From basketball and biking to snowboarding and fast-pitch softball, women are playing and watching sports as never before. They are a vast new market in the sports-crazy United States, and in the coming months corporate America will mount an unprecedented effort to tap them. But how do you reach women jocks? Just because a woman goes mountain biking on weekends, does that mean she wants to read athlete profiles in one of the slew of new sports magazines soon to be published? Or will females be interested in watching sister athletes’ techniques being dissected on dozens of new TV sports programs devoted to them? Because little girls are sporting the telltale cornrows of NCAA basketball star Rebecca Lobo, will they be faithful enough fans to support one of the two new women’s professional leagues? All these ventures are huge gambles (another athletic tradition). “Is there a body of women interested enough in sports to support all this?” asks Donald Elliman, president of Sports Illustrated, which will also be wooing female consumers. “No one knows.”

The backers of these businesses have one thing right: for the first time in American history there is a critical mass of sports-minded women.

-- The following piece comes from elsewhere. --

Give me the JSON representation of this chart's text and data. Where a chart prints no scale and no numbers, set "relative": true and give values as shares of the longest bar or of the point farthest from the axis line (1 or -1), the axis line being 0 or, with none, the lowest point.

When Congress passed Title IX of the Civil Rights Act in 1972, prohibiting schools from discriminating by gender in sports, money for scholarships, coaching and equipment began flowing toward women’s athletics. The effect has been stunning: the ratio of high-school girls on teams has risen from 1 in 27 then to 1 in 3 today. The first wave of “Title IX babies” demonstrated their might during the 1996 Summer Olympics. And women didn’t just deliver gold on the field; a 40 percent increase in female viewers age 18-34 powered NBC to record ratings.

But fans who tune in for just the big events won’t be enough to keep these ventures afloat; women will have to eat, drink and breathe sports like, well, men. Consider that four different attempts to found a women’s basketball league have been made in the last two decades–and failed. True, the WNBA, which will debut this June, already boasts television contracts with NBC, ESPN and Lifetime. But the national audience for women’s basketball is still more than 55 percent male. Organizers of the new women’s basketball leagues know that NBA-style success will require NBA-caliber female fans. WNBA president Val Ackerman hopes to get girls who would have once played with dolls to read the sports pages instead: “Girls 7 to 17 are our priority target.”

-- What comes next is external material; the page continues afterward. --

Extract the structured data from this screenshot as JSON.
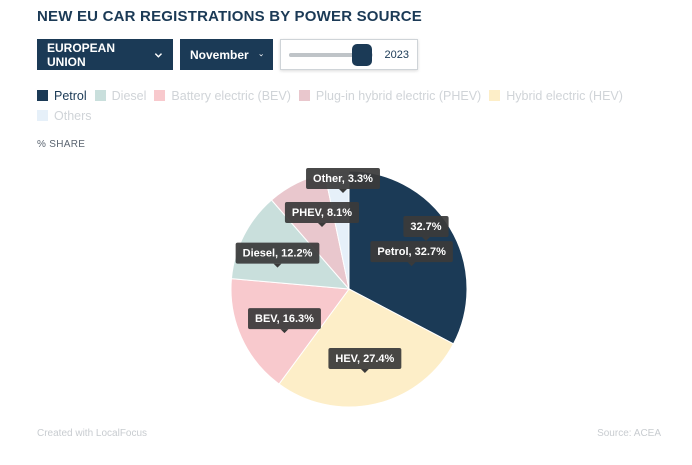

Most female players are grateful for the opportunity, even if the future is uncertain. Before she learned of plans for the WNBA last May, Olympian Rebecca Lobo says, “I thought I was going to come back from Europe [where she would have played ball this winter] for a 9-to-5 job.” She can’t help adding, however, that her salary with the yet-to-be-named WNBA New York franchise is “still far from the million-dollar mark.” But Lisa Leslie, another former Olympian with a WNBA gig, is optimistic about her colleagues’ future earnings. She argues that female players will become increasingly attractive to sponsors because of their clean images. “Men,” she says, alluding to scandals involving male sports stars, “have gotten out of hand.”

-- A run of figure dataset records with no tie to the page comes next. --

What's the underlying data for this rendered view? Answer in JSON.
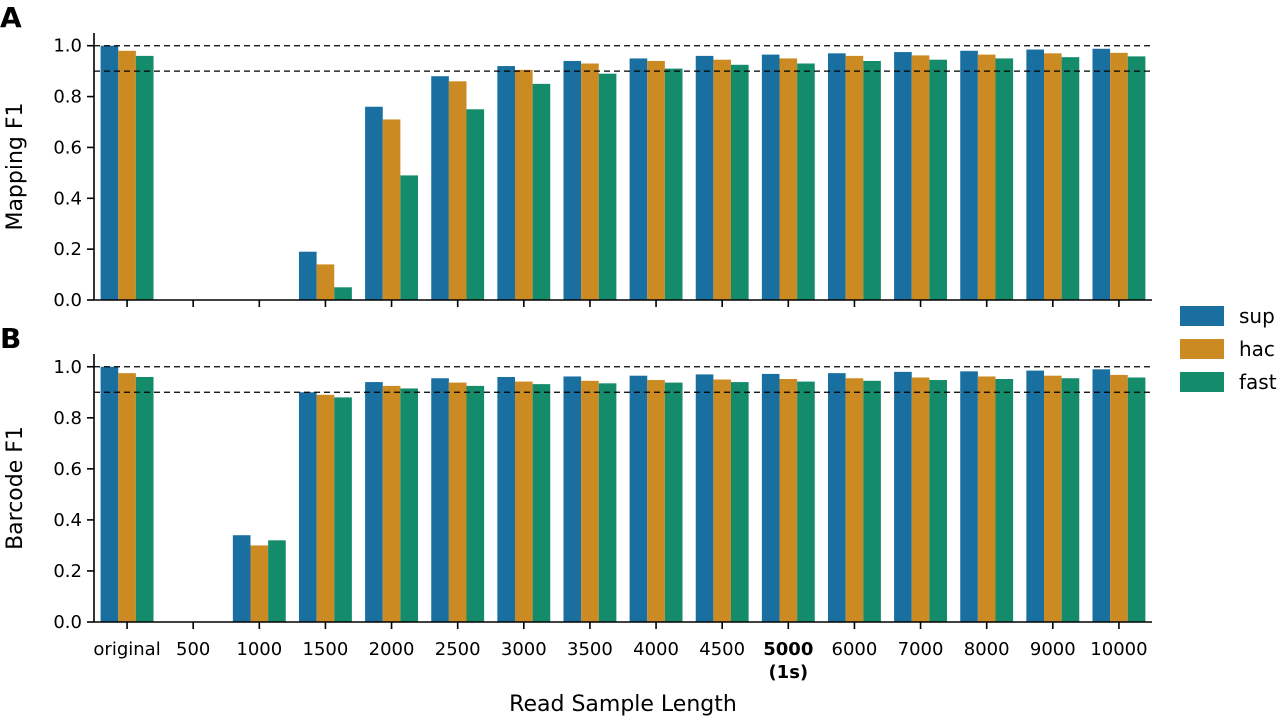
{
  "chart_data": [
    {
      "panel_label": "A",
      "type": "bar",
      "ylabel": "Mapping F1",
      "ylim": [
        0.0,
        1.05
      ],
      "yticks": [
        "0.0",
        "0.2",
        "0.4",
        "0.6",
        "0.8",
        "1.0"
      ],
      "reference_lines": [
        1.0,
        0.9
      ],
      "categories": [
        "original",
        "500",
        "1000",
        "1500",
        "2000",
        "2500",
        "3000",
        "3500",
        "4000",
        "4500",
        "5000",
        "6000",
        "7000",
        "8000",
        "9000",
        "10000"
      ],
      "series": [
        {
          "name": "sup",
          "values": [
            1.0,
            0,
            0,
            0.19,
            0.76,
            0.88,
            0.92,
            0.94,
            0.95,
            0.96,
            0.965,
            0.97,
            0.975,
            0.98,
            0.985,
            0.988
          ]
        },
        {
          "name": "hac",
          "values": [
            0.98,
            0,
            0,
            0.14,
            0.71,
            0.86,
            0.905,
            0.93,
            0.94,
            0.945,
            0.95,
            0.96,
            0.962,
            0.965,
            0.97,
            0.972
          ]
        },
        {
          "name": "fast",
          "values": [
            0.96,
            0,
            0,
            0.05,
            0.49,
            0.75,
            0.85,
            0.89,
            0.91,
            0.925,
            0.93,
            0.94,
            0.945,
            0.95,
            0.955,
            0.958
          ]
        }
      ],
      "grid": false
    },
    {
      "panel_label": "B",
      "type": "bar",
      "ylabel": "Barcode F1",
      "xlabel": "Read Sample Length",
      "ylim": [
        0.0,
        1.05
      ],
      "yticks": [
        "0.0",
        "0.2",
        "0.4",
        "0.6",
        "0.8",
        "1.0"
      ],
      "reference_lines": [
        1.0,
        0.9
      ],
      "categories": [
        "original",
        "500",
        "1000",
        "1500",
        "2000",
        "2500",
        "3000",
        "3500",
        "4000",
        "4500",
        "5000",
        "6000",
        "7000",
        "8000",
        "9000",
        "10000"
      ],
      "category_sublabels": {
        "5000": "(1s)"
      },
      "bold_categories": [
        "5000"
      ],
      "series": [
        {
          "name": "sup",
          "values": [
            1.0,
            0,
            0.34,
            0.9,
            0.94,
            0.955,
            0.96,
            0.962,
            0.965,
            0.97,
            0.972,
            0.975,
            0.98,
            0.982,
            0.985,
            0.99
          ]
        },
        {
          "name": "hac",
          "values": [
            0.975,
            0,
            0.3,
            0.89,
            0.925,
            0.938,
            0.942,
            0.945,
            0.948,
            0.95,
            0.952,
            0.955,
            0.958,
            0.962,
            0.965,
            0.968
          ]
        },
        {
          "name": "fast",
          "values": [
            0.96,
            0,
            0.32,
            0.88,
            0.915,
            0.925,
            0.932,
            0.935,
            0.938,
            0.94,
            0.942,
            0.945,
            0.948,
            0.952,
            0.955,
            0.958
          ]
        }
      ],
      "grid": false
    }
  ],
  "legend": {
    "placement": "right",
    "entries": [
      {
        "label": "sup",
        "color": "#1a6fa1"
      },
      {
        "label": "hac",
        "color": "#cc8a22"
      },
      {
        "label": "fast",
        "color": "#148c6c"
      }
    ]
  }
}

No supermodels: Male-oriented sports magazines like Sports Illustrated and Outside have seen their female readership increase by as much as 15 percent over the last five years. They believe they can win over still more women if they offer publications geared just to them–ones that men, by the way, aren’t expected to read. Female readers of SI list football as their favorite sport, but Sandy Bailey, editor of SI Woman–a test issue of the quarterly will appear on newsstands in April–says that’s because SI hasn’t offered them anything else. Instead Bailey is going to give her readers less of the “big four” sports and fewer stats, featuring topics like abusive coaches and tennis fathers, as well as hands-on celebrity advice about working out, like IN THE GYM WITH PICABO STREET: BUILDING A STRONGER LOWER BODY. But she wants to be clear that this is not just some women’s magazine in sports drag: “We are not about supermodels on bikes.”

In fact, many of the women publishing the new female sports books are contemptuous of the traditional women’s mags’ emphasis on unattainable beauty–yet they can’t ignore it altogether. Sure, CondE Nast Sports for Women (October ‘97) has lined up top-jock contributors, including Martina Navratilova and Gabrielle Reece. And editor Lucy Danziger insists she is aiming at readers more interested in buffing up than in making themselves over. Still, her publisher, Deanne Brown, readily admits, Sports for Women is going to have to meet the very high esthetic standards of the rest of the industry. “That doesn’t mean if a female athlete was ugly we wouldn’t put her in the book,” Brown explains, “just not on the cover.” In that one, time-honored way, women’s sports still has a long way to go.